The truth is, when he joined the Guard in 1989, he never expected to go to war. The Army, after all, had gone through the entire Vietnam War without mobilizing guardsmen. The Guard, in fact, had been seen as a haven by youths hoping to avoid the draft.
But after the collapse of the Soviet Union and the close of the Cold War, the Army scaled back its active divisions and began to rely more on the Guard and Reserve in war-fighting plans. Since 9/11, many, if not most, Guard troops and reservists throughout the country have been tapped for active duty. The current total stands at 182,478.
Callum had thought about quitting the Guard this year. Now he has mixed feelings about having stayed.

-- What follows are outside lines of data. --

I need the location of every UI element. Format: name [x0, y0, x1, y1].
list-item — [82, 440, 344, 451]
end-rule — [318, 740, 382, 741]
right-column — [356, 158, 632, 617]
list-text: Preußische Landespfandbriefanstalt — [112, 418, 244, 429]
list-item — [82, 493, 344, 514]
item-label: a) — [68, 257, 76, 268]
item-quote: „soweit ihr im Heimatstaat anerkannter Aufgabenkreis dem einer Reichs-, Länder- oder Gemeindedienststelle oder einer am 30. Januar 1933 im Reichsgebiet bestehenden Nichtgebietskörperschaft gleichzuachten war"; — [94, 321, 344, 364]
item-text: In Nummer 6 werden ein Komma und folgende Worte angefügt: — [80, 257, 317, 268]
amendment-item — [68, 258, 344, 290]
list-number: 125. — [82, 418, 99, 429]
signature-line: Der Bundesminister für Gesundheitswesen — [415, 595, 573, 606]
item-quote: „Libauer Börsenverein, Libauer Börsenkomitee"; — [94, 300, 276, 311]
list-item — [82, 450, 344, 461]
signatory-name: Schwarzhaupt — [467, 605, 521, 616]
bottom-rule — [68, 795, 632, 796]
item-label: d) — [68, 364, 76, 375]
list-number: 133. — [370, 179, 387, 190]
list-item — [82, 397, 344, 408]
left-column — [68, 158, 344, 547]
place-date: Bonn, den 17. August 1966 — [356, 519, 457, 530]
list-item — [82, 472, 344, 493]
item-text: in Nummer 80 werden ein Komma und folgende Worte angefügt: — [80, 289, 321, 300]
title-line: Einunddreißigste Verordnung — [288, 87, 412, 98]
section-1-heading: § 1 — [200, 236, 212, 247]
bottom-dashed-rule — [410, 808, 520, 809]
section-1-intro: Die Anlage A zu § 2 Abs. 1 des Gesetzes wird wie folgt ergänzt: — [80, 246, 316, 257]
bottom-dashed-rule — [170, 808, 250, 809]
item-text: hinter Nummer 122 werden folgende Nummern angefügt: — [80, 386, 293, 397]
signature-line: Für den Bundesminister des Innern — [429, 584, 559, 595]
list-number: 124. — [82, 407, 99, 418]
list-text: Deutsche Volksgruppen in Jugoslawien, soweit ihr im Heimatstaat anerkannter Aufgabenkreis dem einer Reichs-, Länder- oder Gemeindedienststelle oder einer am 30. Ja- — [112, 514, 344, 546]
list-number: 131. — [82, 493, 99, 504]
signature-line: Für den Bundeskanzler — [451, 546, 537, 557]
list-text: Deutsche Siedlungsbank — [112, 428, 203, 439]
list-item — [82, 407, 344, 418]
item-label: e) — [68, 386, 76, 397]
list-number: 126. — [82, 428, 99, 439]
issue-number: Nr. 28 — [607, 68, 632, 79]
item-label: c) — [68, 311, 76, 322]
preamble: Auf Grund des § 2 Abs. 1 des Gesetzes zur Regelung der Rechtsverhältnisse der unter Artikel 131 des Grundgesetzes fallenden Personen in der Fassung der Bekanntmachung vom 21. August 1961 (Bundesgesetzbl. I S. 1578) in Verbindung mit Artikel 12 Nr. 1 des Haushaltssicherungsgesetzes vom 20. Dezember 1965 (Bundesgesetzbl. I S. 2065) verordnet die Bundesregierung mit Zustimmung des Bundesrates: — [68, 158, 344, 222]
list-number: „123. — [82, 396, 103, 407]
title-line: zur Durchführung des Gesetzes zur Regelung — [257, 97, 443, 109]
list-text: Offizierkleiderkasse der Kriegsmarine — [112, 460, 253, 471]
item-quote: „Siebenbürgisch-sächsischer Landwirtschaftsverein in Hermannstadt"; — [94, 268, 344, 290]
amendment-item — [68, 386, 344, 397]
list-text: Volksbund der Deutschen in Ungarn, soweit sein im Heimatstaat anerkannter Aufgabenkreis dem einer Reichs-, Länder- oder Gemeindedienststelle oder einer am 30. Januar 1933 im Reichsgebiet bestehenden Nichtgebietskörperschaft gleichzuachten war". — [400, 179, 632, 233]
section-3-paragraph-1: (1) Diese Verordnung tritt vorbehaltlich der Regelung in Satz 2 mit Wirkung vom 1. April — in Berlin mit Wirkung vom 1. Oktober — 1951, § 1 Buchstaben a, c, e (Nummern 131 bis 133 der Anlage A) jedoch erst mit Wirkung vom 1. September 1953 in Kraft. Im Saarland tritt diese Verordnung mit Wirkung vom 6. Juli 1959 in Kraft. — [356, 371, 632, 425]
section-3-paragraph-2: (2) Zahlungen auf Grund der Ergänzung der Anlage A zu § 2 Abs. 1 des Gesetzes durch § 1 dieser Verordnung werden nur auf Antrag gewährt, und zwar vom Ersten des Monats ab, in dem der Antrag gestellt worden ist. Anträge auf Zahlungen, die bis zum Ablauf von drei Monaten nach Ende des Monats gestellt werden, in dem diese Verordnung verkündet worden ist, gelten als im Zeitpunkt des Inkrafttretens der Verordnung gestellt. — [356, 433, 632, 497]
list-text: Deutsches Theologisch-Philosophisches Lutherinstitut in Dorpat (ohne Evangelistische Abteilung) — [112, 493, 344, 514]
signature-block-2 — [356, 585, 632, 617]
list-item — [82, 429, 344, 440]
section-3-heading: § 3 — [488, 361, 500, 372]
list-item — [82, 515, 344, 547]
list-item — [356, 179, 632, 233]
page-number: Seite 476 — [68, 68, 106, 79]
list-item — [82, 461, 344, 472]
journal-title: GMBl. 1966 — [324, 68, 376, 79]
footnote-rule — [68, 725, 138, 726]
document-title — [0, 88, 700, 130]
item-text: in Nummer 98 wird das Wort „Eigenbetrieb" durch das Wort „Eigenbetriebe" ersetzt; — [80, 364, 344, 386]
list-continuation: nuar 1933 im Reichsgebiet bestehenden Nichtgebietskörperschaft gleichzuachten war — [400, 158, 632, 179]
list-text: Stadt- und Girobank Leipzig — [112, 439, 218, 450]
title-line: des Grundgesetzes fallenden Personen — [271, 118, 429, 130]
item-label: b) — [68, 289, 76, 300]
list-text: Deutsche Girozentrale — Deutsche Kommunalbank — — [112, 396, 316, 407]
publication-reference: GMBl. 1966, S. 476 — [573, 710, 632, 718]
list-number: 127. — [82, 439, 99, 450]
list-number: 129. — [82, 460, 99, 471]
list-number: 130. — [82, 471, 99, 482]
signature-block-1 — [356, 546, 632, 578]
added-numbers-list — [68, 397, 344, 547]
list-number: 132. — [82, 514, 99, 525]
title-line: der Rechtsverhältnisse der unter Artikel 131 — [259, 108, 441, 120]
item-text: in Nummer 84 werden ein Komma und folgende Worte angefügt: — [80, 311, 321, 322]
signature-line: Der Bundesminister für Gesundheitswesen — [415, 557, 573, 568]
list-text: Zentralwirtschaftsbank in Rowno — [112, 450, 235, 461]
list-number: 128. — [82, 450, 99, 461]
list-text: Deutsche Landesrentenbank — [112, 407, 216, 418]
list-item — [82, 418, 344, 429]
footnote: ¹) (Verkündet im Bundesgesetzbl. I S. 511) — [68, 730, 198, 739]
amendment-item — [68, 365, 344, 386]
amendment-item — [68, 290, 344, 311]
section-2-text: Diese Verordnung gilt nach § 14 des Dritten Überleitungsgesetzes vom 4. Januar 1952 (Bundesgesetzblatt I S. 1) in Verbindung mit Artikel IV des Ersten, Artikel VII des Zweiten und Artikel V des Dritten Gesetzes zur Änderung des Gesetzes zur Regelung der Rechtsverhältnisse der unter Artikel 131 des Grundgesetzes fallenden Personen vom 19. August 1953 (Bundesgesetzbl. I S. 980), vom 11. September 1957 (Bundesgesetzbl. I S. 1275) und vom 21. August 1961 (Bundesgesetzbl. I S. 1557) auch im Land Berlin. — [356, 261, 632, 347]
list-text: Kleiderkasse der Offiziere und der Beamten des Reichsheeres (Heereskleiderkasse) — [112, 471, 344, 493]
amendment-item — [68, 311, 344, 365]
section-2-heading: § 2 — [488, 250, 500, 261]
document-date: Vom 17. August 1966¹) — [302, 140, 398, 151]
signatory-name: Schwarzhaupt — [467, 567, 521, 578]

He does not want to be separated from his family for so long, but he admits feeling thrilled at the possibility of leading men into combat. This is what he is trained for.
"When I told my kids, they were upset; they had seen the news and knew about Iraq," he said. "They wanted to know why I had to go. I just told them there were little kids over in Iraq who needed my help, too. "
In recent days, besides visiting daughter Mary's classroom - and folding his 6-foot-2 frame onto a kiddie seat - he has gone with the third grade on a field trip to a Lansdale farm. He was also the story-reader one day in his son Thomas' kindergarten room. With grandparents, the family gathered for an early Thanksgiving dinner.
His wife, Katy, said she would cope in his absence.
"We're doing well. We have a lot of support from friends and family. The kids know Daddy is leaving to do something very important. . . . But I don't have the TV on. "
As the commander, Callum regards his company as sort of a family in its own right.
Which was why he was so concerned to learn that Boos had lost his father just six days before he was to fly out.
At 5:30 Tuesday evening, Boos had been shuffling around the sparsely decorated Burholme bungalow, with its naked plastic Christmas tree, that he shares with three friends. Earlier he had driven to Maguire Air Force Base in New Jersey to have patches and stripes sewn on new uniforms, and to pick up trip provisions at the base store. He was planning to go to the battalion's annual banquet Friday night.
Soft-spoken and easygoing, he does not fit the stereotype of the hard-bitten detective. "I'm not a mean-oriented guy," he said.